February 13, 2008

You give loaf a bad name

I'd like to say I can't figure out why meatloaf has a bad name, but I used to hate it myself. All you have to do is look at it closely. A bunch of random stuff ground up and mushed together in the shape of a loaf. But if you step away from it for a minute (or close your eyes) you may see it in a new light.

It's one of the few foods you can put all your favorite ingredients into without worrying about proportions (for the most part) and yield a decent end result. It goes with almost all veggie side dishes and you have the flexibility to shape it into whatever you want--a fish, a heart, a high-five. Think about it--it's art, really.

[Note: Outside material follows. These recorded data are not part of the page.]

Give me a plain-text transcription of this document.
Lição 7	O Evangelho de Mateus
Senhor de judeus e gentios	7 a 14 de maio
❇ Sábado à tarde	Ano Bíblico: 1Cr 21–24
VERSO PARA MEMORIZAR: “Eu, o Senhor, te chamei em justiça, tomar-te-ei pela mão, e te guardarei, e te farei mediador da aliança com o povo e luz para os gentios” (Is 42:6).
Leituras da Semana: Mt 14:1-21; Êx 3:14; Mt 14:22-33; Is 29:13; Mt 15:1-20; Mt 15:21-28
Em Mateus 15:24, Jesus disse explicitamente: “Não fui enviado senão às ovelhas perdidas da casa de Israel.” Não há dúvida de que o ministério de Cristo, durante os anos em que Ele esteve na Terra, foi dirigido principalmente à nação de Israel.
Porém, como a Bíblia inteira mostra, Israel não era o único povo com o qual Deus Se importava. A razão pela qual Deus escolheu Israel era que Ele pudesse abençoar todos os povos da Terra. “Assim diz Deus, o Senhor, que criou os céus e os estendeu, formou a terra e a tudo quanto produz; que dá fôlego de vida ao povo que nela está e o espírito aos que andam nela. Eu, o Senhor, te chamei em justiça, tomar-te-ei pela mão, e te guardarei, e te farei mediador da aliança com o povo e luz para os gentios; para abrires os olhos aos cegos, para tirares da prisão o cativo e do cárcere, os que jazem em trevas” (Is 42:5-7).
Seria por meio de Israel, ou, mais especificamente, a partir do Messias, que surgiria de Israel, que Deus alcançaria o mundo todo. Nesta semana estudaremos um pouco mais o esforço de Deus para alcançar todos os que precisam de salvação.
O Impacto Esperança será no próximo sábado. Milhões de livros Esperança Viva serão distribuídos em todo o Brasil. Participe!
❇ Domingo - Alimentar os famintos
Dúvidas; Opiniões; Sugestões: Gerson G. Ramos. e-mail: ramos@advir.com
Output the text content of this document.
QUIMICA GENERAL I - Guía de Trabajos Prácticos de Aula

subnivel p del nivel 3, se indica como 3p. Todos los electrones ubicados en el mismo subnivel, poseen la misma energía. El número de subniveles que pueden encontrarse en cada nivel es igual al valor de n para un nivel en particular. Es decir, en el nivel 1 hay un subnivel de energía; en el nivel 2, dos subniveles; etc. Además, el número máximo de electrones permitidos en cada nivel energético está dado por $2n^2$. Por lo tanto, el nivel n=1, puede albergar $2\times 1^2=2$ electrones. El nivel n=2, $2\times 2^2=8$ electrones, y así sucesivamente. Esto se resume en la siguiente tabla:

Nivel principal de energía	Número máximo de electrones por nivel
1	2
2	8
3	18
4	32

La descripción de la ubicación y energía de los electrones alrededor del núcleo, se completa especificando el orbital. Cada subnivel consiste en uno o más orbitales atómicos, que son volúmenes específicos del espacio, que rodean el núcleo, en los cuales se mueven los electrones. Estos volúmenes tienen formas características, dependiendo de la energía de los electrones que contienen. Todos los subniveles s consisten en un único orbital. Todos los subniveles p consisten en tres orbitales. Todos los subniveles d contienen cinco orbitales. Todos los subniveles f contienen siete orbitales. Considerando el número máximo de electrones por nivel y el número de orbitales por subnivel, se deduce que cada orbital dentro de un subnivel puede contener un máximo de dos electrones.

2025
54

It took me 20-ish years to come to this realization. I can remember being afraid of it. I associated it with cafeterias at homes for the elderly, hospitals and that terrible cooking smell that lingered and penetrated my grandparents house. You know the one, you walk in and, at first, it smells good. Then before you know it you're walking out drenched in food smell; it's inflitrated your hair and every stitch of your clothing. Now, I blame the onions mostly and a lack of good ventilation, but by God, it's a terrible thing. I would request alternate meal options and sometimes not eat at all (save for a few frosted strawberry Pop-Tarts) until one day I decided to try it.

And, look at me now, clearing its name one post at a time. All I ask is that the next time you're looking for a meal idea, consider it (and then let me know how it goes).

Loaves of love,

Jennie

1 comment:

J OConnell said...

I have to admit, I have the best meatloaf recipe ever and it's the easiest thing in the world. A little dried minced onion, garlic salt, Worcestershire sauce and some secret ingredients (can you say, Romano Cheese?). Not a single thing to chop, peel, slice or dice.

Thank you, Meetloaferie, for finally giving meatloaf its due.